Punch Taverns’, is the House of Straw about to go up in smoke.

By | October 29, 2013

Punch Taverns’ big headache and a House of Straw

With a crippling debt hangover, could closing time be approaching for the UK’s second largest pub chain?

( With many thanks to Andrew Saunders of MT Management)

Formative years

Punch Taverns opened its doors in 1997, a time before the smoking ban when street-corner boozers were still two a penny. Big brewers were disposing of their tied pubs, so Hugh Osmond (former boss of Pizza Express) teamed up with Cafe Rouge co-founder Roger Myers to create a vehicle to buy them. First across the bar was the Bass pub estate in 1997, followed two years later by the £3bn acquisition of Allied Domecq’s pubs.

After that deal, Punch spun out its managed pubs into a separate business, the Spirit Group, and then floated itself on the LSE.

A series of complex leveraged takeovers followed, often pitching Punch against arch-rivals the Tchenguiz brothers, including the buyback of Spirit in 2005 for £2.68bn.

Punch became the UK’s largest pub landlord, with 8,000 boozers.

Recent history

When the crash hit in 2008, punters abandoned the local, instead drowning their sorrows at home with cheap supermarket booze. Punch’s debt-fuelled model left it massively exposed – in 2009, an 8% fall in revenues sent losses spiralling an eyewatering 500% to £400m.

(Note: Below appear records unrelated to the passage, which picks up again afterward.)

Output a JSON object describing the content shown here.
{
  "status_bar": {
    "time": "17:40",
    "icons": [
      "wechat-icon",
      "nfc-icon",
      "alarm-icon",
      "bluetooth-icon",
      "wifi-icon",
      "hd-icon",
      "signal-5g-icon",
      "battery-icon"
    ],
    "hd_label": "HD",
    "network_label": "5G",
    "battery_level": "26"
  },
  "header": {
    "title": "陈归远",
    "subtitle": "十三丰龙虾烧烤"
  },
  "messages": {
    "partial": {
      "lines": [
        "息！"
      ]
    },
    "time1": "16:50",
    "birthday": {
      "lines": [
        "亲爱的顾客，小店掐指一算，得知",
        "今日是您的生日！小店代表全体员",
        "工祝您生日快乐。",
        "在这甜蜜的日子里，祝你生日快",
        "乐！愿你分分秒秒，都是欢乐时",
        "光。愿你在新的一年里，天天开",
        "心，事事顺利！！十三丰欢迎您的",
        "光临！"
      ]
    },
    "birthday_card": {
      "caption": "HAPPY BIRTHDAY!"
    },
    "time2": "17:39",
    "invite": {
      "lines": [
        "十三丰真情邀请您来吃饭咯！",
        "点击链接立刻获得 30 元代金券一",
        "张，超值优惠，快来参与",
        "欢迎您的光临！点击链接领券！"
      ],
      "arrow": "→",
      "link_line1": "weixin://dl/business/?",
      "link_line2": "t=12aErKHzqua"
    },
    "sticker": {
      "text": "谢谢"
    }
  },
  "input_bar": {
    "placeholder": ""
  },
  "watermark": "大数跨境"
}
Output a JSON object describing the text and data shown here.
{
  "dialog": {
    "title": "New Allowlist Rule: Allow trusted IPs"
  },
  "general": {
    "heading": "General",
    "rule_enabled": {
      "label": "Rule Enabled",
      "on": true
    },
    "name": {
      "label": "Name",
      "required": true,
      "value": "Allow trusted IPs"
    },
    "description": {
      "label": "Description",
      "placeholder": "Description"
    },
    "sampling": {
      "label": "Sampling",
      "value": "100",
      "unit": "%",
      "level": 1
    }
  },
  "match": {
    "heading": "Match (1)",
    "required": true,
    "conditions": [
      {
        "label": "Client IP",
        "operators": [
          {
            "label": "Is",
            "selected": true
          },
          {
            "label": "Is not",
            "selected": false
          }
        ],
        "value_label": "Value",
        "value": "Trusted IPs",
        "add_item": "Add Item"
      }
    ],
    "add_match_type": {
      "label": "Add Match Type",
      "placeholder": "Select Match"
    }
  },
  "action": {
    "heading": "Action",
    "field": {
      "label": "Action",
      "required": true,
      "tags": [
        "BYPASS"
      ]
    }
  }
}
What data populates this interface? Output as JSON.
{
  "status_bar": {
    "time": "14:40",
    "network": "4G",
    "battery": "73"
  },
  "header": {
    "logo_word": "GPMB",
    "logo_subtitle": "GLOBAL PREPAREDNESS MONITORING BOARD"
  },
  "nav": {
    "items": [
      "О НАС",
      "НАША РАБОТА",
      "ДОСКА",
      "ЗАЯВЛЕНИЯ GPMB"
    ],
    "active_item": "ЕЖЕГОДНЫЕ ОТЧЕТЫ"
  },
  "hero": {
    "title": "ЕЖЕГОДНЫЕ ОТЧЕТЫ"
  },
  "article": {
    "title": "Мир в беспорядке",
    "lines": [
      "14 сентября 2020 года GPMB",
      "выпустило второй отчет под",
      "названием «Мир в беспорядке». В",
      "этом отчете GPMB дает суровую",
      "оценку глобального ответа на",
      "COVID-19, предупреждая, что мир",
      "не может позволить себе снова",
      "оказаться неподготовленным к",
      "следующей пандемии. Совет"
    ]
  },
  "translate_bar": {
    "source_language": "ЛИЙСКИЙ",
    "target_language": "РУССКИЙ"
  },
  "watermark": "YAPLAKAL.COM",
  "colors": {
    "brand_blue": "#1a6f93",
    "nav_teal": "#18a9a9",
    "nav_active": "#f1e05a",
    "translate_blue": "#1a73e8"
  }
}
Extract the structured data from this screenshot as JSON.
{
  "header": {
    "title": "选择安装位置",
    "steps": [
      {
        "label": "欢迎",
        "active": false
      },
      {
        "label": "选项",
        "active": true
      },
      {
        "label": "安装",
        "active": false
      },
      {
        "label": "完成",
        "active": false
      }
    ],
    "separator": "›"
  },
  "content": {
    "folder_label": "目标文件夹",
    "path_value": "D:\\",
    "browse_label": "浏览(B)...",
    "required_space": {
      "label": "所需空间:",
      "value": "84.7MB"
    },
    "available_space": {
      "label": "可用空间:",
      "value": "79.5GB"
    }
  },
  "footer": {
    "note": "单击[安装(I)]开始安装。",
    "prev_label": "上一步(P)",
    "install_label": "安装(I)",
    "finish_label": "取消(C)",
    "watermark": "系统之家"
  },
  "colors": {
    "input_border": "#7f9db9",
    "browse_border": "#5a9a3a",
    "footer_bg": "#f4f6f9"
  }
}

In a desperate attempt to salvage some value for shareholders, Punch’s best outlets were hived off as the Spirit Pub Company in 2011, leaving Punch with the rump of the estate and vast debts. It began a huge sell-off to pay them down, but last autumn shares sunk to below 8p, 97% down on their 2007 peak.

Who’s the boss?

It’s all changed since the glory days. Current landlord-in-chief is executive chairman Stephen Billingham, whose most pressing task is restructuring Punch’s two huge loans. If he can’t do that soon, analysts reckon Punch may not survive.

The secret formula

Leverage. Back in the boom years there was no more readily securitisable asset than a juicy property portfolio. By borrowing more and more against the value of its pubs, Punch grew very big very quickly, but its debts peaked at over £4.5bn. However, the licensed trade has changed: now success is about good food and a memorable experience, but Punch can’t afford to invest in enhancing its estate.

Don’t mention

Loan covenants. Punch’s debts now stand at £2.3bn – 25 times its market cap or seven times total shareholder equity. A deal to renegotiate their terms has been on the table for six months but lenders have yet to sign up. Perhaps they need a bit of Dutch courage?

Vital statistics

Revenues: £458m Pre-tax profit: £49m Debt: £2.3bn No. of pubs: 4,096

Note: For years freehold pub valuations were based on Turnover or Bricks and Mortar, which gave a realistic tradable valuation to pubs and similar aligned businesses.

With the advent of the  Pub Co, Punch, Enterprise etc. and so called leases, they applied normal commercial property freehold valuations for leased properties based on an investment rental value, by over valuing the rent and ignoring viability this enabled further funding for expansion.

The reality now is that Pub Co rents in the main are unsustainable against viability, the freehold values have crashed and Pub Co’s estates (Assets) are worth very little in comparative terms.

I think Fire Sale is probably appropriate.

One thought on “Punch Taverns’, is the House of Straw about to go up in smoke.

  1. Ian

    Excellent article and a perfect summary of what has been another great shareholder swindle.
    It’s the small shareholders who suffer – the guys at the top and the deal-makers make sure they get their fill.